Our findings had practical implications across several fields. In performance optimization, the model can help coaches design training programs to enhance running efficiency through active arm swing, which stabilizes upper body rotation. In rehabilitation, it provides insights for developing retraining exercises that improve stability and reduce strain for patients with motor impairments. Additionally, the model can guide the development of assistive devices, such as robotic limbs and exoskeletons, optimizing their design to replicate human stability mechanisms. These applications demonstrate the broader impact of this modeling approach beyond traditional experimental methods. Although further validation with diverse populations is necessary to confirm the robustness and accuracy of the suggested model for clinical use.
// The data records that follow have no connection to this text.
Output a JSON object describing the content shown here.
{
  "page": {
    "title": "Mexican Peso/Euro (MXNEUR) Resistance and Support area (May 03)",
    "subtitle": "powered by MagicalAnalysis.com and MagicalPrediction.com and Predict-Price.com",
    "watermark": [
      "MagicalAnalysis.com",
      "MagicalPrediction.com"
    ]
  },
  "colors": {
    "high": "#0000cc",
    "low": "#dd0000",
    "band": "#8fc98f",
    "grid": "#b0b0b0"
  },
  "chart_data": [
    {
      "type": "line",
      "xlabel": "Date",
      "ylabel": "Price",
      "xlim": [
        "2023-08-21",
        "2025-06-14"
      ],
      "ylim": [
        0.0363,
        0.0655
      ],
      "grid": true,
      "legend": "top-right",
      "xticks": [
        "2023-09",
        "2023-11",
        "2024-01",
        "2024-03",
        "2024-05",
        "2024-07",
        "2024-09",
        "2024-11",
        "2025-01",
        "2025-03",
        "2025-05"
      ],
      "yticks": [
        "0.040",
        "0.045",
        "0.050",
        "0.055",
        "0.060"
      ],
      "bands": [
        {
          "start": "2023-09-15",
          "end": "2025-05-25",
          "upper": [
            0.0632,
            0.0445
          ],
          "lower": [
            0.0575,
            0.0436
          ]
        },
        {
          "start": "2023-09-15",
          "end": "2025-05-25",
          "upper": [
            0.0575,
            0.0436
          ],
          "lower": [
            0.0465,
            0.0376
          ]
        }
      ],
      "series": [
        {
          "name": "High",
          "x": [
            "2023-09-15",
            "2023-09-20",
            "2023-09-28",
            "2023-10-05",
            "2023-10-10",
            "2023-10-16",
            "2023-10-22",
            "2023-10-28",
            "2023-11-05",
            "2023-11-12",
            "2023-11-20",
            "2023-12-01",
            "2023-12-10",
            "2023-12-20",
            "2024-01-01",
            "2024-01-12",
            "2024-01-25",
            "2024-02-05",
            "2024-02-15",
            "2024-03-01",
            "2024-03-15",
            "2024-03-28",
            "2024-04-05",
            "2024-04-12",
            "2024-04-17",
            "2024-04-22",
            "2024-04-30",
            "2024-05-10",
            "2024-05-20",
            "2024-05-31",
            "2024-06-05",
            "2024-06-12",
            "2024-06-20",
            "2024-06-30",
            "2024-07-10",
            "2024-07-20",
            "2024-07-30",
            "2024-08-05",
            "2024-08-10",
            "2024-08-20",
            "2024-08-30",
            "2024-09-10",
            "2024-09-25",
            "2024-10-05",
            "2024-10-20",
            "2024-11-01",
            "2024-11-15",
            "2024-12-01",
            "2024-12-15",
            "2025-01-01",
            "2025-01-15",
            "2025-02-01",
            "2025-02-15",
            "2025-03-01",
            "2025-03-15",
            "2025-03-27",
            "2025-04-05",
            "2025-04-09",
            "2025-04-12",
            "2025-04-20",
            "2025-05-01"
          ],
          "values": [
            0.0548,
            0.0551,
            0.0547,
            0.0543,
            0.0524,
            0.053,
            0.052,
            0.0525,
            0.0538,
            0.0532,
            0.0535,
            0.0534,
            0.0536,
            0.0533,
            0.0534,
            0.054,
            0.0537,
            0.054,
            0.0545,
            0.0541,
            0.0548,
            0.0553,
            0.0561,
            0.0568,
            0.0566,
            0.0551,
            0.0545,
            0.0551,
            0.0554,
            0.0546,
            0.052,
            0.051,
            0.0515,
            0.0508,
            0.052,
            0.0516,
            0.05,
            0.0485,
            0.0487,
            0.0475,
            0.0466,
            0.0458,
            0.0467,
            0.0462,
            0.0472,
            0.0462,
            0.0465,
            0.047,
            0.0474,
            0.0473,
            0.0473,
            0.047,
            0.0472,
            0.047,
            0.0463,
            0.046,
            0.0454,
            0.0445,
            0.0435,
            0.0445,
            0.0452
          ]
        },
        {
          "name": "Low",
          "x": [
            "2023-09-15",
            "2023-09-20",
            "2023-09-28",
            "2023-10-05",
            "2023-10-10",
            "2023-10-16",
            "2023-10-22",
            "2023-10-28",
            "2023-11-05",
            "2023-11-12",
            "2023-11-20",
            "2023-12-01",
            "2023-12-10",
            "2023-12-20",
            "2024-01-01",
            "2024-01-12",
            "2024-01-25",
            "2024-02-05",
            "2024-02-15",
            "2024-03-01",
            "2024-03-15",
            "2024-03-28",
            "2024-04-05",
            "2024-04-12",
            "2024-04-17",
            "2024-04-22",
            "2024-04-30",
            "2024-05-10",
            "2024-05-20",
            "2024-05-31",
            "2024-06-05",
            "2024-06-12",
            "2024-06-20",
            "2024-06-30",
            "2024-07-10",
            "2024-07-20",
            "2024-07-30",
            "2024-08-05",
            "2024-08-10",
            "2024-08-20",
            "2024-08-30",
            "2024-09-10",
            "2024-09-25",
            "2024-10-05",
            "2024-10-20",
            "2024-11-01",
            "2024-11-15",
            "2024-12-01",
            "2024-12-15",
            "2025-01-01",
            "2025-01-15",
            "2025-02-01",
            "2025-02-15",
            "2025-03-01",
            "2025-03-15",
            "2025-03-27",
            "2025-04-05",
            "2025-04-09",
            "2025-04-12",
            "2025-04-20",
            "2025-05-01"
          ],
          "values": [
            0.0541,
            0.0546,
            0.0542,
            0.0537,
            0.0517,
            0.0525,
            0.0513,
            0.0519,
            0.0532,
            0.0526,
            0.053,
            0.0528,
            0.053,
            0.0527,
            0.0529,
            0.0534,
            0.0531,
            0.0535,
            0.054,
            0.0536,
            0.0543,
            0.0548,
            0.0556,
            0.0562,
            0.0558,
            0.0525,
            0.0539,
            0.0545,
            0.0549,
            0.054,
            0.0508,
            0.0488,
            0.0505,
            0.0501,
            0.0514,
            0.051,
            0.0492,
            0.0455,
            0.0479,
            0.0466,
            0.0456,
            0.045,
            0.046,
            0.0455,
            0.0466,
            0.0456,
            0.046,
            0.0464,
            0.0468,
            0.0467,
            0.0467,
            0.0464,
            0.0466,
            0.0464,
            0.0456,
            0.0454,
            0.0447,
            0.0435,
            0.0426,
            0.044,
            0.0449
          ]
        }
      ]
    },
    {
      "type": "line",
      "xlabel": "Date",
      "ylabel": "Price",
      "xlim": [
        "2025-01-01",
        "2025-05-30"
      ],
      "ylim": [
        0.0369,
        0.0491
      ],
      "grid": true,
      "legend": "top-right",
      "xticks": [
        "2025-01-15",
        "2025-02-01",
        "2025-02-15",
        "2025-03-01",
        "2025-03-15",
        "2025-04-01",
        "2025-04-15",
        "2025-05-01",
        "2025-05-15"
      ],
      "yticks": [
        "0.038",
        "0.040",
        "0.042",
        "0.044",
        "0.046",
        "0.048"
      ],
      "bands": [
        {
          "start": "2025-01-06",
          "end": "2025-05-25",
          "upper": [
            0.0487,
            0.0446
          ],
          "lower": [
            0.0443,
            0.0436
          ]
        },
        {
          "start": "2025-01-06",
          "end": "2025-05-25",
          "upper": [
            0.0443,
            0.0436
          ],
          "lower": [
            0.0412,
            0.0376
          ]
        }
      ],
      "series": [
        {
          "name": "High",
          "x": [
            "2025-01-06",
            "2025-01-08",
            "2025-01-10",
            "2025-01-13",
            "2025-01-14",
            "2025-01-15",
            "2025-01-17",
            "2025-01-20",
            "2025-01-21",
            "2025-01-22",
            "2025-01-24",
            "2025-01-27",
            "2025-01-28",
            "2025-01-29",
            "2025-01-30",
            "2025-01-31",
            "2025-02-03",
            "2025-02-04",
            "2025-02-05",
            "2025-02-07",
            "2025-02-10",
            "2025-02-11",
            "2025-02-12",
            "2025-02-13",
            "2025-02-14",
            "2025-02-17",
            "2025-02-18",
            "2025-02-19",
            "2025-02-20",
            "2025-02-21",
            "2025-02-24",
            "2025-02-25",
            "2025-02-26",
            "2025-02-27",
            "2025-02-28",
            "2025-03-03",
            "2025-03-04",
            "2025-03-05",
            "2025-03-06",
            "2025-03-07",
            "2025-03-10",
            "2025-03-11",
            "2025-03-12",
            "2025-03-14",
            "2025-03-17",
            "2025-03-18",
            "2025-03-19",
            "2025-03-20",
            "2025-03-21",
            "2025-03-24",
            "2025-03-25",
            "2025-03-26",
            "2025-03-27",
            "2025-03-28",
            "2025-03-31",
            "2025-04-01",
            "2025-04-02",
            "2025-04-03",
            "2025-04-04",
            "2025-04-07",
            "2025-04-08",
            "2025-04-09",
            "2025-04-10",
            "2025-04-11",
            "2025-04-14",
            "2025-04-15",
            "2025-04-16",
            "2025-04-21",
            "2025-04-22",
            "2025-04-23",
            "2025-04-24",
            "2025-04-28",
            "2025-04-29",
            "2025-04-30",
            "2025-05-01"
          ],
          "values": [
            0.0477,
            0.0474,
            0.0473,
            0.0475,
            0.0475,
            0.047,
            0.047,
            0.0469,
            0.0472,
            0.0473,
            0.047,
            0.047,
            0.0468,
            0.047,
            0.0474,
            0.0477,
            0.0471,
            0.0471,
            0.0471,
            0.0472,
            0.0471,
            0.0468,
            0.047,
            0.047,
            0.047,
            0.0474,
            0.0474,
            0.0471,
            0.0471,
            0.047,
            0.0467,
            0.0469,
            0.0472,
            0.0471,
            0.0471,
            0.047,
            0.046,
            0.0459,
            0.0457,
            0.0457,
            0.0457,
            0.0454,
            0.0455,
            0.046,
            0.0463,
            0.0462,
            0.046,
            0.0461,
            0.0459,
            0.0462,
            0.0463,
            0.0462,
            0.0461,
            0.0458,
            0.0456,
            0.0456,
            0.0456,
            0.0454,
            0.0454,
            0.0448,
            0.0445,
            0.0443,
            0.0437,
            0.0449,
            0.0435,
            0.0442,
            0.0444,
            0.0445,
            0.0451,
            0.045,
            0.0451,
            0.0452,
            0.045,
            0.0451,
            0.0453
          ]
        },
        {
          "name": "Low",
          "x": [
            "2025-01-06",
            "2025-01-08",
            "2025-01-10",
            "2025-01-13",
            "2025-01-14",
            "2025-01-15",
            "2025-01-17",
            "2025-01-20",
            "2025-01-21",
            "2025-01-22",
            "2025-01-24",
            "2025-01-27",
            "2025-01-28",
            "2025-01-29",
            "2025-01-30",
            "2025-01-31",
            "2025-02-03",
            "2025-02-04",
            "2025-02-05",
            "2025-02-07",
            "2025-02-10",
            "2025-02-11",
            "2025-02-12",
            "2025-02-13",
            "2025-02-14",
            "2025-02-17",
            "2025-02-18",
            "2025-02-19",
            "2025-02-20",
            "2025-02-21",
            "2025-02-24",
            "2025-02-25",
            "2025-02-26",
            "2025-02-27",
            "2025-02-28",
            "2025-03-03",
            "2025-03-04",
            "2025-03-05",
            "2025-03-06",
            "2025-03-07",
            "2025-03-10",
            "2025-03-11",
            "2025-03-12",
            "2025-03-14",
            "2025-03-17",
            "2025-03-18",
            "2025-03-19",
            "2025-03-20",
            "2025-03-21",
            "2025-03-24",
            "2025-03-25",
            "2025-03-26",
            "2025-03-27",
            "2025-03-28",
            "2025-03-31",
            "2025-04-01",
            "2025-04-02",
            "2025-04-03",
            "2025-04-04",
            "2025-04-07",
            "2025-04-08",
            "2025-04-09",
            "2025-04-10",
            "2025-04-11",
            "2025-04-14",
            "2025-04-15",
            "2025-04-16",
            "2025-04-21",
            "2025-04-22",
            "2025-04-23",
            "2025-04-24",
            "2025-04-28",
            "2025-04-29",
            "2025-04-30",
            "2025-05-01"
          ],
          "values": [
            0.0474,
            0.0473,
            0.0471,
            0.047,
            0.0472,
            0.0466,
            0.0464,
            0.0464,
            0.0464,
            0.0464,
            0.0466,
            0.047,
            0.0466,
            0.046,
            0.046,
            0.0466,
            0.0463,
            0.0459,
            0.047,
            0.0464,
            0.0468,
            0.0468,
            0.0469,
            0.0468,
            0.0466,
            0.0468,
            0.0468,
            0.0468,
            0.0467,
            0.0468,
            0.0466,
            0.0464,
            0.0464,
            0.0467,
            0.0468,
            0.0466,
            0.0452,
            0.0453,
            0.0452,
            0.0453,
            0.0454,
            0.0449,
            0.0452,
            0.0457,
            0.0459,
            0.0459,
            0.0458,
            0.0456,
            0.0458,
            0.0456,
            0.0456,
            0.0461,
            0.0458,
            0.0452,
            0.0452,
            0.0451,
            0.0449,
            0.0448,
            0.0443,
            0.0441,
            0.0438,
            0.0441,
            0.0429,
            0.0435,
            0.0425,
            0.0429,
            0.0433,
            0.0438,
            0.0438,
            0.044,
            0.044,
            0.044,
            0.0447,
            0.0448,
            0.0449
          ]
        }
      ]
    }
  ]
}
In this study, we simulated active arm swing, fixed arm, and passive arm swing during running using forward dynamics-based musculoskeletal models with novel running controllers trained using a deep RL method. Our findings demonstrate that active arm swing during running significantly improves upper body stability and enhances metabolic energy efficiency. The underlying mechanism for the reduction in energy consumption by active arm swing during running can be explained by the thoracopelvic rotation and metabolic energy consumption in the muscles around the lower limb and torso. We observed that restriction of arm swing causes angular instabilities and increases whole-body angular momentum in the direction of the longitudinal axis. This underscores the importance of arm movements in maintaining stability and efficiency during high-speed locomotion. The innovative approach employed in this study, combining musculoskeletal modeling with deep reinforcement learning, has provided valuable insights into the biomechanics and energetics of running. These findings significantly enhance our understanding of the role of arm movements during running and have potential implications for various fields, including sports science, rehabilitation, and the design of running-capable humanoid robots and prosthetic limbs.